三人のゴーストハンター 【国枝特殊警備ファイル】
我孫子武丸・牧野修・田中啓文共著
集英社
2001年5月30日第1刷
定価1900円

 4年前、『人喰い屋敷』で起きた惨事。その生き残りの5人が開く〈国枝特殊警備保証〉には、普通の警備員では対処できない怪事件の解決が持ち込まれる。社長の国枝は事件によって3人の警備員に事件を振り分ける。霊を見て祓う力を持つ洞蛙坊、怪現象を人間の生み出した妄念として解決する比嘉薫、そして怪現象を科学的に解明する山県匡彦……。彼らの助手として霊を感じることのできる元アイドルの橘小百合が加わり、様々な事件を解決していく。やがて彼らは4年前に彼らの運命を変えた『人喰い屋敷』に集まる機会を得、奇怪な事件の真相に踏み込む。
 3人の個性の異なる作家による連作シリーズが書き下ろしを加えて一冊にまとまった。同じ設定で作家ごとに主人公を変えて怪事件を解決していくというこの試みはそれぞれの個性が際立っているが故に相乗効果をもたらして大きな効果をあげている。

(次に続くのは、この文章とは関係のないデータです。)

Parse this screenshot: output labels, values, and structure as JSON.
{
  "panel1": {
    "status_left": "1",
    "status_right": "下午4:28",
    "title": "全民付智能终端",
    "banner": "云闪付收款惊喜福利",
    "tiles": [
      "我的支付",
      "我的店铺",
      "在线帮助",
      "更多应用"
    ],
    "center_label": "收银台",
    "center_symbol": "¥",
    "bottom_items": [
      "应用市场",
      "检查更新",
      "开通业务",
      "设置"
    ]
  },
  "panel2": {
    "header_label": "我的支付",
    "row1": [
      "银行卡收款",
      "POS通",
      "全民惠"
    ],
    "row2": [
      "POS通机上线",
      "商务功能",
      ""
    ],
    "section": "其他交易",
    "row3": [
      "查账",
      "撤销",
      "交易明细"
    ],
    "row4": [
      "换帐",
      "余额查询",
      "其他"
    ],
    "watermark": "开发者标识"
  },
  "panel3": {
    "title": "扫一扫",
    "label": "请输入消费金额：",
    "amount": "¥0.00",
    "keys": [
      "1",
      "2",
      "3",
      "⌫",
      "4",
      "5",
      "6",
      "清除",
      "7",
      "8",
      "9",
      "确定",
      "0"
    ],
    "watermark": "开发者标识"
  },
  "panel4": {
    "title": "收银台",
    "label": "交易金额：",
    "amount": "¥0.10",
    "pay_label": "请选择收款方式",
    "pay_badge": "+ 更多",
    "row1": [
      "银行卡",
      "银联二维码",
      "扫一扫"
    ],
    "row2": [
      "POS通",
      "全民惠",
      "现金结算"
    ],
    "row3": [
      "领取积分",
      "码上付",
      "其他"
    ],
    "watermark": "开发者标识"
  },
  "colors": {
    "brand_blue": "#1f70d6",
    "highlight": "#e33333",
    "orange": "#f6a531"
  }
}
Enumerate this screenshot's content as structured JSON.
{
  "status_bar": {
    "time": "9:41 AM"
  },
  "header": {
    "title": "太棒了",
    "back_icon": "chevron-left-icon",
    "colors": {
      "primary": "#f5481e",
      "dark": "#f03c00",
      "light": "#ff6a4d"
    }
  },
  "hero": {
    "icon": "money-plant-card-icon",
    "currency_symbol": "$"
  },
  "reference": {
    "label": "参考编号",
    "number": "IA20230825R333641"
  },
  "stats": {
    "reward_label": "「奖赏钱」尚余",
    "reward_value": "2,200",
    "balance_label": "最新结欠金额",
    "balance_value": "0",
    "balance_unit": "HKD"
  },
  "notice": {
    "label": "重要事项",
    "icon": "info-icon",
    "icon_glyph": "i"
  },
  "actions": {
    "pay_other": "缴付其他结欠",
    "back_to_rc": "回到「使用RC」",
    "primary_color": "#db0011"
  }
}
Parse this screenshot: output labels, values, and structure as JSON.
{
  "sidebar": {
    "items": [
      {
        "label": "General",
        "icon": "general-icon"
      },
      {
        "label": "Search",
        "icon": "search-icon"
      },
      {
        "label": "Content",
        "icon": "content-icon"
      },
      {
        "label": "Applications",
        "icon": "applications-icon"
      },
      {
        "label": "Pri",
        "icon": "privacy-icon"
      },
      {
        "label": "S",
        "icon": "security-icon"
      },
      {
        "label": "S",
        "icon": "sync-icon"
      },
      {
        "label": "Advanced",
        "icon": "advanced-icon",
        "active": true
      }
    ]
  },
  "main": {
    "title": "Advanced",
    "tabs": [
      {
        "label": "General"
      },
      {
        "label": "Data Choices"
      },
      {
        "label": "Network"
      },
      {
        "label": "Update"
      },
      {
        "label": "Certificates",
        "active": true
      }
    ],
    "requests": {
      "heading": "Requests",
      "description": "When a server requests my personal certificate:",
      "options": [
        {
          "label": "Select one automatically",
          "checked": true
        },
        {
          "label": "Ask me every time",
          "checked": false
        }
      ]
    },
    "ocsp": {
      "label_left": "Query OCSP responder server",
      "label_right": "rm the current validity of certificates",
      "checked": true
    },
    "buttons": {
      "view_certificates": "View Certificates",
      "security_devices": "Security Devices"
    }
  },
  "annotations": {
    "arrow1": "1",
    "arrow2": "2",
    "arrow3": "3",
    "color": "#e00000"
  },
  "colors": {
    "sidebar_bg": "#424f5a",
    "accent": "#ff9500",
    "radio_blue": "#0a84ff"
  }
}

伝奇色が強くグロテスクな味わいと強烈な地口の田中啓文、サイコ・サスペンス色が強く現実と幻想の境界を漂う牧野修、ミステリ色が強く合理的にすすめる我孫子武丸。この組み合わせの妙を楽しみたい。
 そして、最終話はなんと3人の作家が別々のラストを用意している。そう、本書は一冊で3人の作家が競作をしているのだ。これを作家ごとに3冊に分けたりすると、その競作の面白さを味わうことはできない、という実に贅沢な作りの本なのだ。
 「ゴーストハンター」という縛りから作家がより強く自分の個性を強調することができたといえるだろう。これは企画の勝利でもある。むろん、3人の作家に力量がなければこの試みは成功するはずもないのである。